Thanks in advance to anybody taking the time to clear this up for me. Say I buy a 10 year Bond right now. As time passes and the bond gets within 2 years of its maturity, does the 2 year bond rate apply to it or am I going to be looking at the 10 year bond rates throughout its lifetime.
If you hold the bond the full ten years, the YTM (Yield to maturity) will be your return.
Soon after you buy the bond, its value will change as its YTM will reflect current market rates. Say the 10 year was bought at a 6% rate. With 2 years to go, and a 6% coupon, if the 2 year rate is 2%, that 10 year bond will price above face value, the extra 4% for each of two years will push the price up to get close to the 2 year yield.
Yes, the current yields for all old bonds with 2 years left will be pretty close to the current 2 yr rate. Since the coupons are fixed, it's the price that varies so the calculation results in the correct yield.
A bond is a promise of future payments, given in exchange for an immediate payment.

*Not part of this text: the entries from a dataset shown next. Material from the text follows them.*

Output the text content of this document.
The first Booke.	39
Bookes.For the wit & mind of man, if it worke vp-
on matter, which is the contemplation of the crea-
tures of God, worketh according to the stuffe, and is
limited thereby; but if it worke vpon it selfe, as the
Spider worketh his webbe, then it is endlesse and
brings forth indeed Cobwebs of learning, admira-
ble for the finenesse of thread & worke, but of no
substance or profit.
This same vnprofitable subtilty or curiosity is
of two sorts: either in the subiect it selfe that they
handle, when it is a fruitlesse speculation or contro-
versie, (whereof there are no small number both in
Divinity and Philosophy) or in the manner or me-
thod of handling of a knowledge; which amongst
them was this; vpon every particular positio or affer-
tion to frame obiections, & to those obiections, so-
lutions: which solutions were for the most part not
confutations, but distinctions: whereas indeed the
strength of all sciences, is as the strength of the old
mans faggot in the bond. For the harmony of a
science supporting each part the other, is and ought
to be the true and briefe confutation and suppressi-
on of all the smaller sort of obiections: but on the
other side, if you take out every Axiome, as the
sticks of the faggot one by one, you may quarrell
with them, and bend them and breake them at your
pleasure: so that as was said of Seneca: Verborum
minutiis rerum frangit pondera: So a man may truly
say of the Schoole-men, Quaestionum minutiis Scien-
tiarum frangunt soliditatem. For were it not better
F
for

For example, consider a $10,000 bond bearing interest at at 5% paid semi-annually, and maturing in 10 years.
if you own the bond, you will receive $250 , twice a year, for 10 years. The last payment will be accompanied by the $10,000 value of the bond itself. These payments are fixed.

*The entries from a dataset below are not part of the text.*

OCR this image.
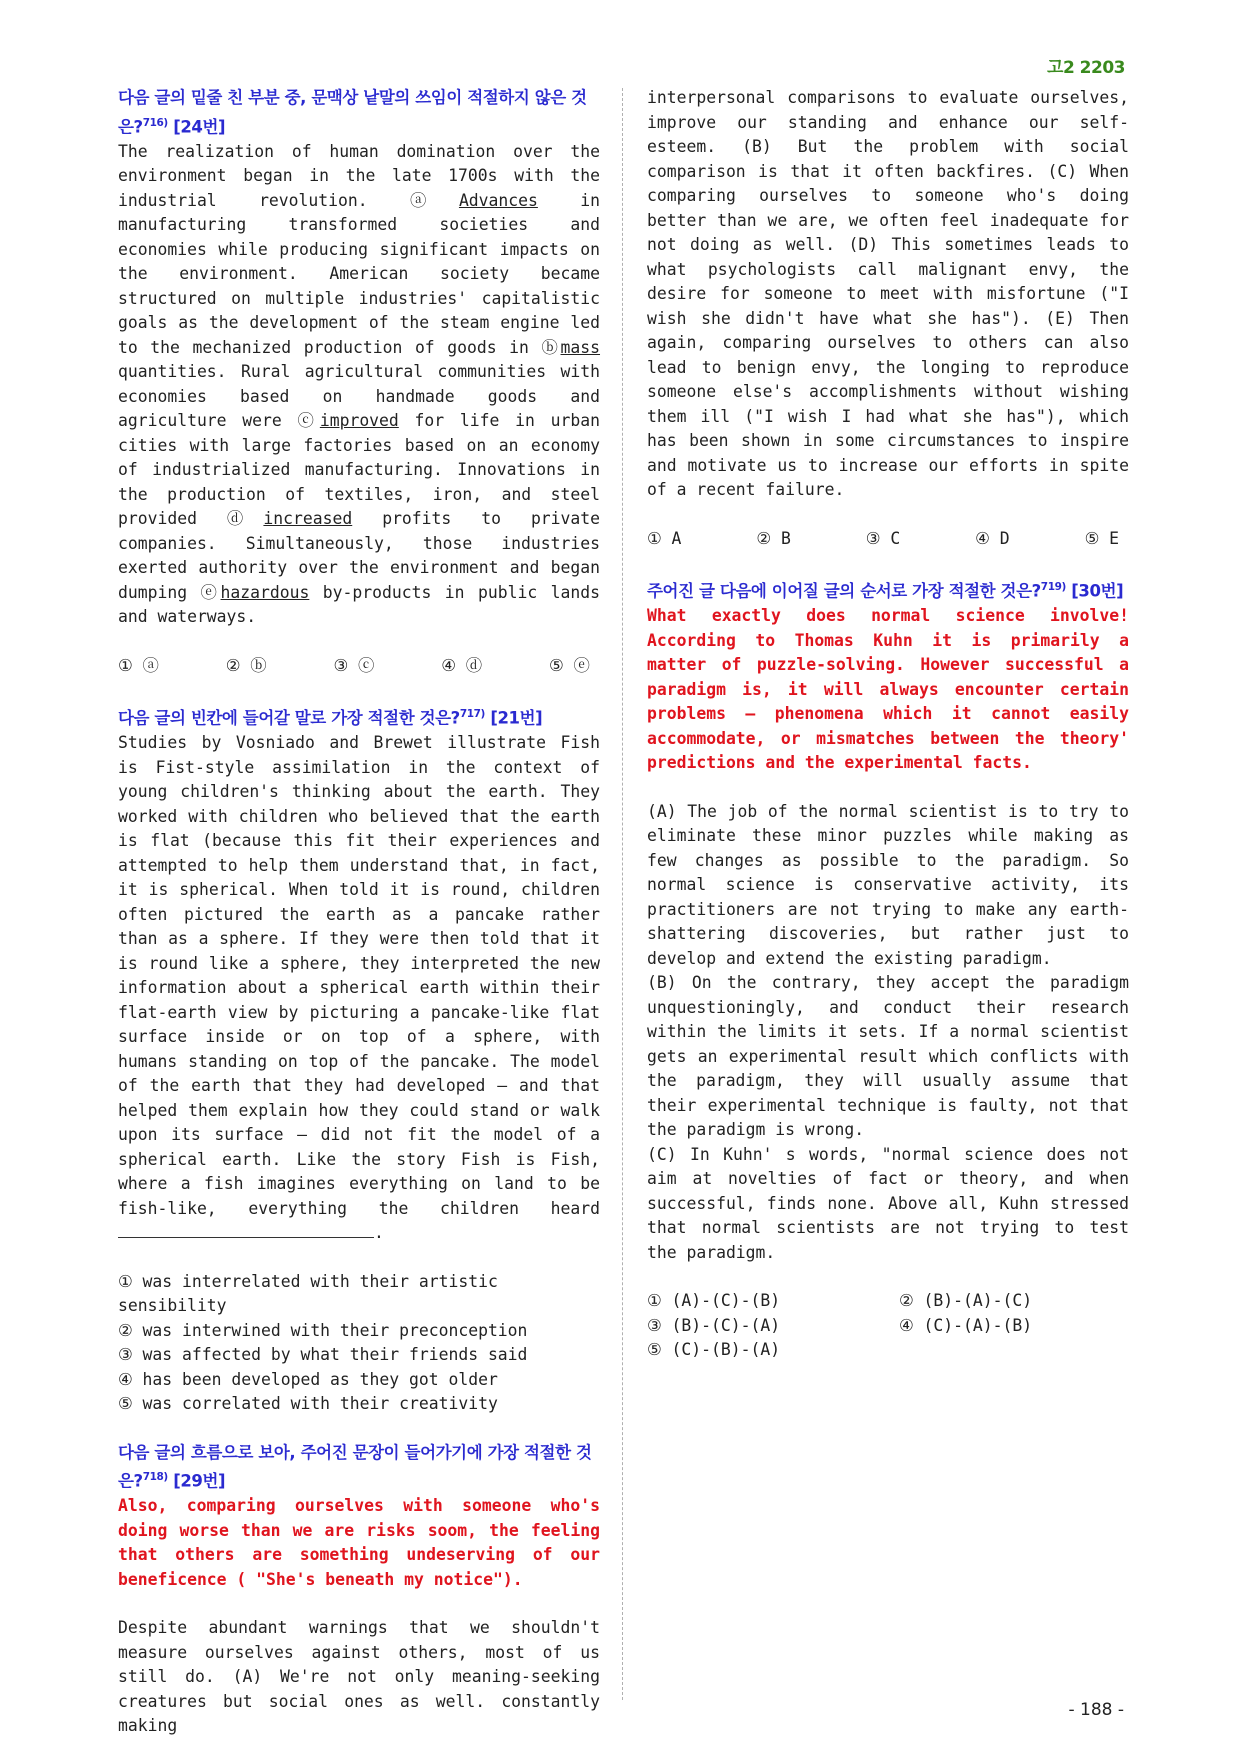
고2 2203

다음 글의 밑줄 친 부분 중, 문맥상 낱말의 쓰임이 적절하지 않은 것은?$^{716)}$ [24번]

The realization of human domination over the environment began in the late 1700s with the industrial revolution. ⓐAdvances in manufacturing transformed societies and economies while producing significant impacts on the environment. American society became structured on multiple industries' capitalistic goals as the development of the steam engine led to the mechanized production of goods in ⓑmass quantities. Rural agricultural communities with economies based on handmade goods and agriculture were ⓒimproved for life in urban cities with large factories based on an economy of industrialized manufacturing. Innovations in the production of textiles, iron, and steel provided ⓓincreased profits to private companies. Simultaneously, those industries exerted authority over the environment and began dumping ⓔhazardous by-products in public lands and waterways.

① ⓐ	② ⓑ	③ ⓒ	④ ⓓ	⑤ ⓔ

다음 글의 빈칸에 들어갈 말로 가장 적절한 것은?$^{717)}$ [21번]

Studies by Vosniado and Brewet illustrate Fish is Fist-style assimilation in the context of young children's thinking about the earth. They worked with children who believed that the earth is flat (because this fit their experiences and attempted to help them understand that, in fact, it is spherical. When told it is round, children often pictured the earth as a pancake rather than as a sphere. If they were then told that it is round like a sphere, they interpreted the new information about a spherical earth within their flat-earth view by picturing a pancake-like flat surface inside or on top of a sphere, with humans standing on top of the pancake. The model of the earth that they had developed — and that helped them explain how they could stand or walk upon its surface — did not fit the model of a spherical earth. Like the story Fish is Fish, where a fish imagines everything on land to be fish-like, everything the children heard .

① was interrelated with their artistic sensibility

② was interwined with their preconception

③ was affected by what their friends said

④ has been developed as they got older

⑤ was correlated with their creativity

다음 글의 흐름으로 보아, 주어진 문장이 들어가기에 가장 적절한 것은?$^{718)}$ [29번]

Also, comparing ourselves with someone who's doing worse than we are risks soom, the feeling that others are something undeserving of our beneficence ( "She's beneath my notice").

Despite abundant warnings that we shouldn't measure ourselves against others, most of us still do. (A) We're not only meaning-seeking creatures but social ones as well. constantly making

interpersonal comparisons to evaluate ourselves, improve our standing and enhance our self-esteem. (B) But the problem with social comparison is that it often backfires. (C) When comparing ourselves to someone who's doing better than we are, we often feel inadequate for not doing as well. (D) This sometimes leads to what psychologists call malignant envy, the desire for someone to meet with misfortune ("I wish she didn't have what she has"). (E) Then again, comparing ourselves to others can also lead to benign envy, the longing to reproduce someone else's accomplishments without wishing them ill ("I wish I had what she has"), which has been shown in some circumstances to inspire and motivate us to increase our efforts in spite of a recent failure.

① A	② B	③ C	④ D	⑤ E

주어진 글 다음에 이어질 글의 순서로 가장 적절한 것은?$^{719)}$ [30번]

What exactly does normal science involve! According to Thomas Kuhn it is primarily a matter of puzzle-solving. However successful a paradigm is, it will always encounter certain problems — phenomena which it cannot easily accommodate, or mismatches between the theory' predictions and the experimental facts.

(A) The job of the normal scientist is to try to eliminate these minor puzzles while making as few changes as possible to the paradigm. So normal science is conservative activity, its practitioners are not trying to make any earth-shattering discoveries, but rather just to develop and extend the existing paradigm.

(B) On the contrary, they accept the paradigm unquestioningly, and conduct their research within the limits it sets. If a normal scientist gets an experimental result which conflicts with the paradigm, they will usually assume that their experimental technique is faulty, not that the paradigm is wrong.

(C) In Kuhn' s words, "normal science does not aim at novelties of fact or theory, and when successful, finds none. Above all, Kuhn stressed that normal scientists are not trying to test the paradigm.

① (A)-(C)-(B)	② (B)-(A)-(C)
③ (B)-(C)-(A)	④ (C)-(A)-(B)
⑤ (C)-(B)-(A)
- 188 -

At one time, the paper bonds actually had coupons attached that one could clip off, and turn in at a bank to receive the interest payments. The coupons were marked with the cash value, in this case $250, and the date they could be redeemed. Doesn't happen much if at all these days; everything is electronic...

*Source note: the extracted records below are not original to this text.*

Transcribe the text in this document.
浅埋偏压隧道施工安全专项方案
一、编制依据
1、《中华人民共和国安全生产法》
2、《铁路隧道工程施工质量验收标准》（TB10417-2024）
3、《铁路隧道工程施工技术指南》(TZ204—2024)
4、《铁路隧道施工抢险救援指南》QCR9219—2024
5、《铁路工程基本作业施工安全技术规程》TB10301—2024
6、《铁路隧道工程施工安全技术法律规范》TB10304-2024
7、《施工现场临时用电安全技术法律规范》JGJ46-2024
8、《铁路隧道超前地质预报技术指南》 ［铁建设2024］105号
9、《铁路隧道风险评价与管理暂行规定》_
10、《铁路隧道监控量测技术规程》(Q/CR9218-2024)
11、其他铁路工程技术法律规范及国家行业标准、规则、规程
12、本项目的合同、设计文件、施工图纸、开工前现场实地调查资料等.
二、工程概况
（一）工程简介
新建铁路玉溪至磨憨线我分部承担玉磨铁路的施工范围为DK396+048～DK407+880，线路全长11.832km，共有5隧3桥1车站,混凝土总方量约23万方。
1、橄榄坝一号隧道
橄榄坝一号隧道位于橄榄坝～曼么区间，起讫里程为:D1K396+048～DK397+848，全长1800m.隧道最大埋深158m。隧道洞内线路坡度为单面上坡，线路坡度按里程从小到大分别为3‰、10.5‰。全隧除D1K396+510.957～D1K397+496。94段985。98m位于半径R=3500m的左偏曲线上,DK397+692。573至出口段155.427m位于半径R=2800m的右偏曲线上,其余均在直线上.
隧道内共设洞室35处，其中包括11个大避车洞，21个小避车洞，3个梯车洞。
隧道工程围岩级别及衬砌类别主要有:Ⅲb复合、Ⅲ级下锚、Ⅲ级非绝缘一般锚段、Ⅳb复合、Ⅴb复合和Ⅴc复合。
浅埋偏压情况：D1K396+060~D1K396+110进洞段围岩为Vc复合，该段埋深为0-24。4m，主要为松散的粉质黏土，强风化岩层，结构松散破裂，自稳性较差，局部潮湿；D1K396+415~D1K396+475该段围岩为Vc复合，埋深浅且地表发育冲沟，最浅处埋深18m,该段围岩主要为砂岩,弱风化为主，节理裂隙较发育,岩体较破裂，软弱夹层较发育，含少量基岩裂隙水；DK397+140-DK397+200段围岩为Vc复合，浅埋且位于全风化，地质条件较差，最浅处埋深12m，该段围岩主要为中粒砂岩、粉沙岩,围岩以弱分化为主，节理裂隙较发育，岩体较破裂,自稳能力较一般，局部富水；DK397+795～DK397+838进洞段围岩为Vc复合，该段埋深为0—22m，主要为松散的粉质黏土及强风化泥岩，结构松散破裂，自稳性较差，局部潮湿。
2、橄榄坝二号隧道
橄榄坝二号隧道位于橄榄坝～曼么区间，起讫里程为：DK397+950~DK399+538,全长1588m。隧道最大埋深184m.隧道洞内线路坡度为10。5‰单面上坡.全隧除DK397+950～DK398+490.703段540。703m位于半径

You can obtain this bond by paying an amount that is acceptable to the issuer. Since current interest rates are lower than this 5% rate, you would probably pay more than the $10,000 face value.
At any time, an owner of the bond can sell the future payments to some one else, in exchange for an agreeable amount of money. He might even sell individual coupons to different people, and the redemption to yet another. As interest rates change, the "agreeable amount" will change. But the issuer of the bond doesn't care, the payments going out stay the same...
Edit to address comment:
The periodic payments and redemption are fixed when the bond is issued. They never change.
Suppose Lower Slobbovia decides to issue a 10 year, $10,000 bond with interest at 5% per year, paid semiannually. In fact, they are promising to pay $250 every 6 months for 10 years, and pay $10,000 at the end of the 10 years. That is exactly what they will do, no matter what happens to interest rates. The only purpose of the bond rate is to set these semi-annual payments.
By the time the bonds are printed and get to market, interest rates have gone up a bit. Investors want to earn at least 6% per year from this type of investment. If you find the present value of the 20 payments, and the redemption, at a rate of 3% per period, you find that Lower Slobbovia will only get around $9,256.12 for each bonds. Nevertheless, they start paying the purchaser the $250 interest.
After 8 years, someone holding one of these bonds is in need of immediate cash. He can't wait for the next four interest payments and the redemption, so he offers to sell these future payments for cash at that moment. Fortunately for him, interest rates for Slobbovian-quality bonds have dropped to 4% per year. The present value of the remaining payments is $10,190.38, so that's what he will get when he sells it. But Lower Slobbovia doesn't care; it just keeps paying the $250 twice a year, and the $10,000 at the end to somebody.
TIPS would be a 10 year bond, also available in 5 and 30 year maturities too, where the face value will adjust every 6 months with the CPI and thus would be a bit of a different kind of bond that may be worth noting here. The coupon rate would be fixed when you buy it and the principal adjustments are taxable income so one has to be careful about what kind of account one holds these kinds of bonds.
There are more than a few 10 year bonds you could buy today. The bond could have been issued anywhere from 2004 to the last Treasury auction and thus may have more than a few different yields on it with various time frames. If you buy a 10 year bond that was issued in 2004, it will mature soon and thus not pay as much as one that was issued in 2013 that may have more times to still pay out. You could buy a 10 year bond that will mature in 2019 and thus have 5 years left to maturity and thus would likely have yields like 5 year bonds in terms of how it is priced. Thus, when say, "The 10 year bond" are you talking about a 10 year Treasury bond in the next auction, a 10 year TIPS or are you referencing something that is already out there?